La mission de l’Office diocésain n’est pas sans ambiguïtés. Si sa raison d’être semble évidente a priori - à savoir construire des églises - une étude plus minutieuse des sources montre que la tâche de l’ODPN n’est pas exempte de contradictions, ou tout au moins d’équivoques.

Il faut rappeler que le texte du cardinal Gerlier précisant dès sa création la mission de l’Office diocésain stipulait l’étude d’un triple champ de compétence : l’urbanisme, l’architecture et le droit. Il faut donc constater avant toute autre considération que l’ODPN, de façon inattendue, n’est pas désignée comme l’instance qui construit ou finance les églises nouvelles. L’Office diocésain est l’organe d’expertise chargé d’analyser les conditions dans lesquelles s’effectuent les constructions nouvelles, non directement un organisme d’exécution des chantiers. Cette conception se retrouve logiquement dans le discours du directeur de l’ODPN, qui considère sa tâche comme celle d’un accompagnement des curés-bâtisseurs : « La mission générale de l’OD [pour Office diocésain] est d’aider les paroisses qui ont la lourde charge de bâtir »776.
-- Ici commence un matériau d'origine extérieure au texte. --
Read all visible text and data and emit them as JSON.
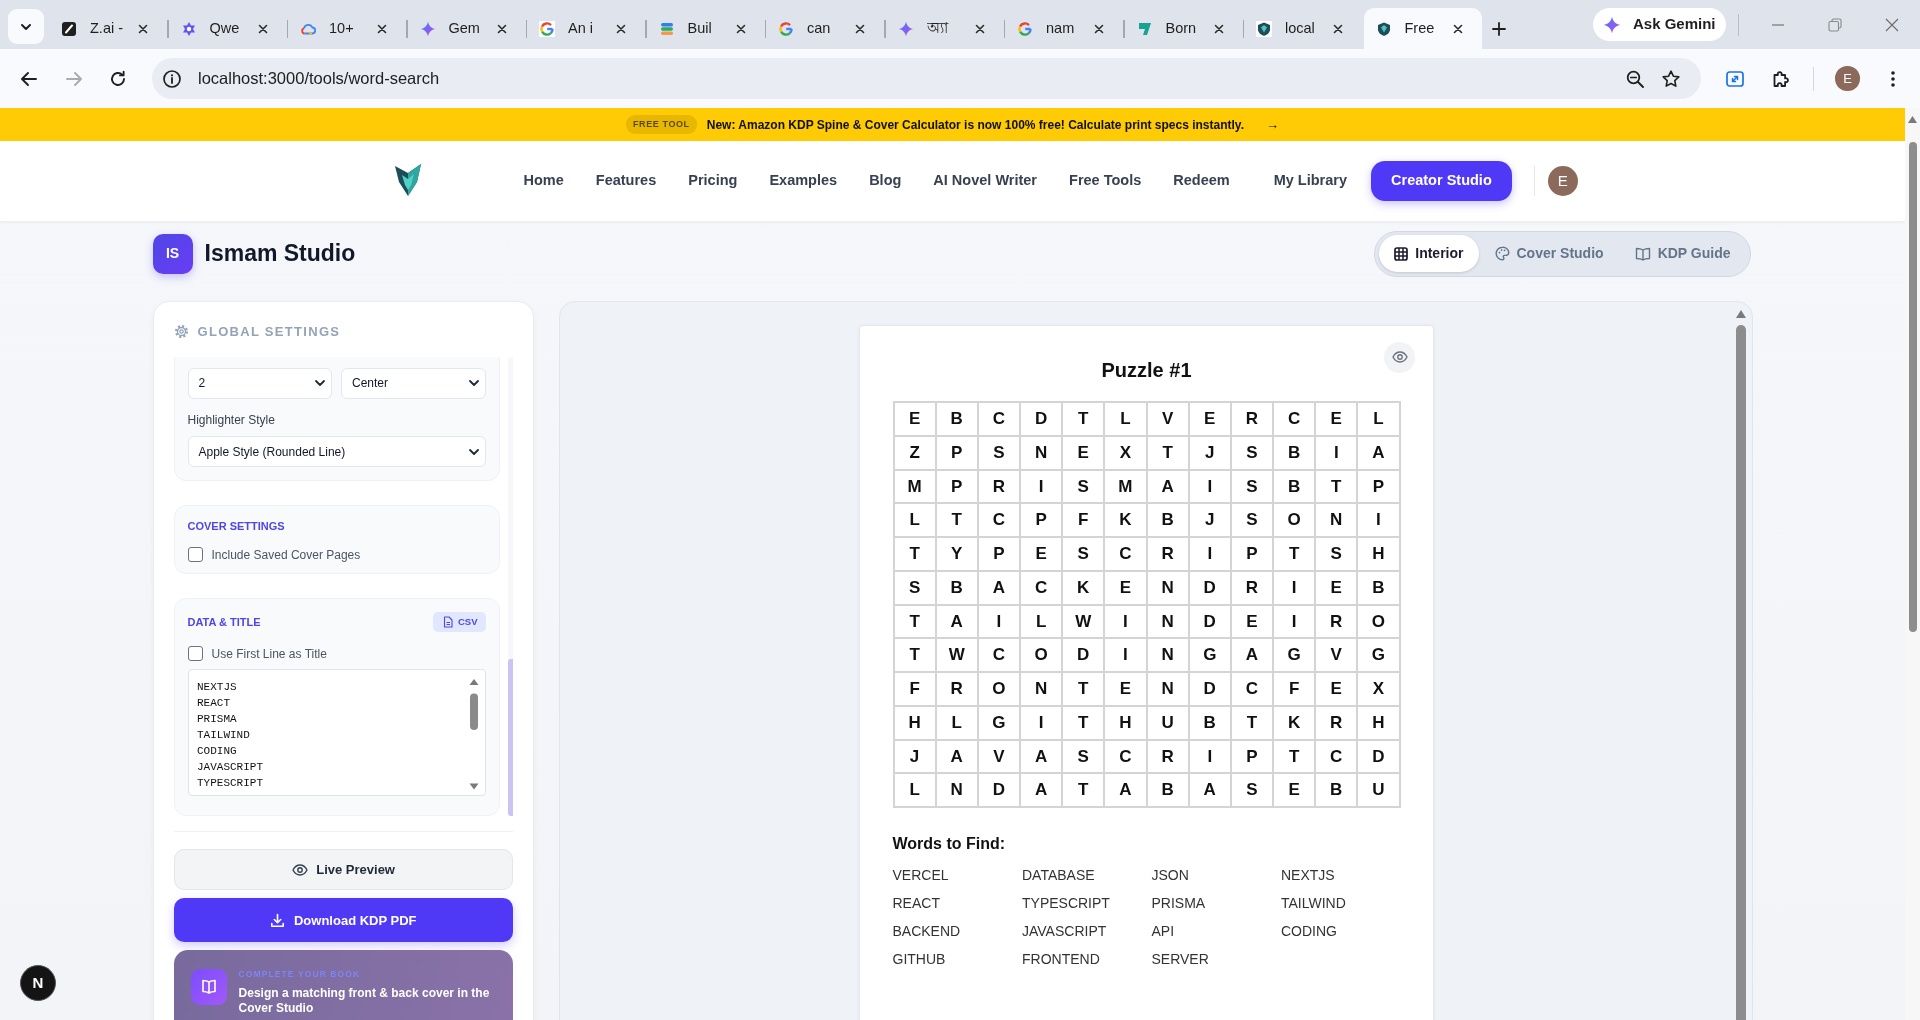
{
  "browser": {
    "tabs": [
      {
        "title": "Z.ai -",
        "selected": false
      },
      {
        "title": "Qwe",
        "selected": false
      },
      {
        "title": "10+",
        "selected": false
      },
      {
        "title": "Gem",
        "selected": false
      },
      {
        "title": "An i",
        "selected": false
      },
      {
        "title": "Buil",
        "selected": false
      },
      {
        "title": "can",
        "selected": false
      },
      {
        "title": "অ্যা",
        "selected": false
      },
      {
        "title": "nam",
        "selected": false
      },
      {
        "title": "Born",
        "selected": false
      },
      {
        "title": "local",
        "selected": false
      },
      {
        "title": "Free",
        "selected": true
      }
    ],
    "ask_gemini": "Ask Gemini",
    "forward_disabled": true,
    "url": "localhost:3000/tools/word-search",
    "profile_initial": "E"
  },
  "banner": {
    "tag": "FREE TOOL",
    "text": "New: Amazon KDP Spine & Cover Calculator is now 100% free! Calculate print specs instantly.",
    "arrow": "→"
  },
  "navbar": {
    "links": [
      "Home",
      "Features",
      "Pricing",
      "Examples",
      "Blog",
      "AI Novel Writer",
      "Free Tools",
      "Redeem"
    ],
    "account_links": [
      "My Library"
    ],
    "cta": "Creator Studio",
    "avatar_initial": "E"
  },
  "header": {
    "badge": "IS",
    "title": "Ismam Studio",
    "modes": [
      {
        "label": "Interior",
        "selected": true
      },
      {
        "label": "Cover Studio",
        "selected": false
      },
      {
        "label": "KDP Guide",
        "selected": false
      }
    ]
  },
  "settings": {
    "title": "GLOBAL SETTINGS",
    "layout_selects": [
      "2",
      "Center"
    ],
    "highlighter": {
      "label": "Highlighter Style",
      "value": "Apple Style (Rounded Line)"
    },
    "cover_section": {
      "title": "COVER SETTINGS",
      "options": [
        {
          "label": "Include Saved Cover Pages",
          "checked": false
        }
      ]
    },
    "data_section": {
      "title": "DATA & TITLE",
      "csv_button": "CSV",
      "options": [
        {
          "label": "Use First Line as Title",
          "checked": false
        }
      ],
      "word_list": [
        "NEXTJS",
        "REACT",
        "PRISMA",
        "TAILWIND",
        "CODING",
        "JAVASCRIPT",
        "TYPESCRIPT"
      ]
    },
    "live_preview_button": "Live Preview",
    "download_button": "Download KDP PDF",
    "promo": {
      "kicker": "COMPLETE YOUR BOOK",
      "text": "Design a matching front & back cover in the Cover Studio"
    }
  },
  "preview": {
    "title": "Puzzle #1",
    "grid": [
      [
        "E",
        "B",
        "C",
        "D",
        "T",
        "L",
        "V",
        "E",
        "R",
        "C",
        "E",
        "L"
      ],
      [
        "Z",
        "P",
        "S",
        "N",
        "E",
        "X",
        "T",
        "J",
        "S",
        "B",
        "I",
        "A"
      ],
      [
        "M",
        "P",
        "R",
        "I",
        "S",
        "M",
        "A",
        "I",
        "S",
        "B",
        "T",
        "P"
      ],
      [
        "L",
        "T",
        "C",
        "P",
        "F",
        "K",
        "B",
        "J",
        "S",
        "O",
        "N",
        "I"
      ],
      [
        "T",
        "Y",
        "P",
        "E",
        "S",
        "C",
        "R",
        "I",
        "P",
        "T",
        "S",
        "H"
      ],
      [
        "S",
        "B",
        "A",
        "C",
        "K",
        "E",
        "N",
        "D",
        "R",
        "I",
        "E",
        "B"
      ],
      [
        "T",
        "A",
        "I",
        "L",
        "W",
        "I",
        "N",
        "D",
        "E",
        "I",
        "R",
        "O"
      ],
      [
        "T",
        "W",
        "C",
        "O",
        "D",
        "I",
        "N",
        "G",
        "A",
        "G",
        "V",
        "G"
      ],
      [
        "F",
        "R",
        "O",
        "N",
        "T",
        "E",
        "N",
        "D",
        "C",
        "F",
        "E",
        "X"
      ],
      [
        "H",
        "L",
        "G",
        "I",
        "T",
        "H",
        "U",
        "B",
        "T",
        "K",
        "R",
        "H"
      ],
      [
        "J",
        "A",
        "V",
        "A",
        "S",
        "C",
        "R",
        "I",
        "P",
        "T",
        "C",
        "D"
      ],
      [
        "L",
        "N",
        "D",
        "A",
        "T",
        "A",
        "B",
        "A",
        "S",
        "E",
        "B",
        "U"
      ]
    ],
    "words_heading": "Words to Find:",
    "words": [
      "VERCEL",
      "DATABASE",
      "JSON",
      "NEXTJS",
      "REACT",
      "TYPESCRIPT",
      "PRISMA",
      "TAILWIND",
      "BACKEND",
      "JAVASCRIPT",
      "API",
      "CODING",
      "GITHUB",
      "FRONTEND",
      "SERVER"
    ]
  },
  "dev_badge": "N"
}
Cependant, ce suivi des chantiers ne semble pas se résumer à une fonction de conseil. L’Office diocésain ne s’est à aucun moment pensé comme un organe consultatif n’intervenant qu’à la demande ponctuelle des associations paroissiales en charge des constructions. Car l’ODPN est soumis parallèlement à une exigence de résultats qui condamne par avance toute passivité. Lors d’une réunion d’archiprêtres en 1961, le cardinal Gerlier énonce en effet une perspective supplémentaire pour l’équipe de l’Office diocésain : « Il est possible au diocèse de faire face à ses besoins, en évitant dans toute la mesure du possible la charge d'emprunts onéreux. Dans les dix années à venir, nos quelque quatre-vingts églises peuvent être édifiées et sur le point d'être payées »777. Bien que l’Office diocésain ne soit pas explicitement nommé ni désigné pour accomplir cette tâche, cet objectif est repris un grand nombre de fois dans les documents de l’ODPN sous la formule : « Tout doit être bâti et payé dans les dix années à venir »778.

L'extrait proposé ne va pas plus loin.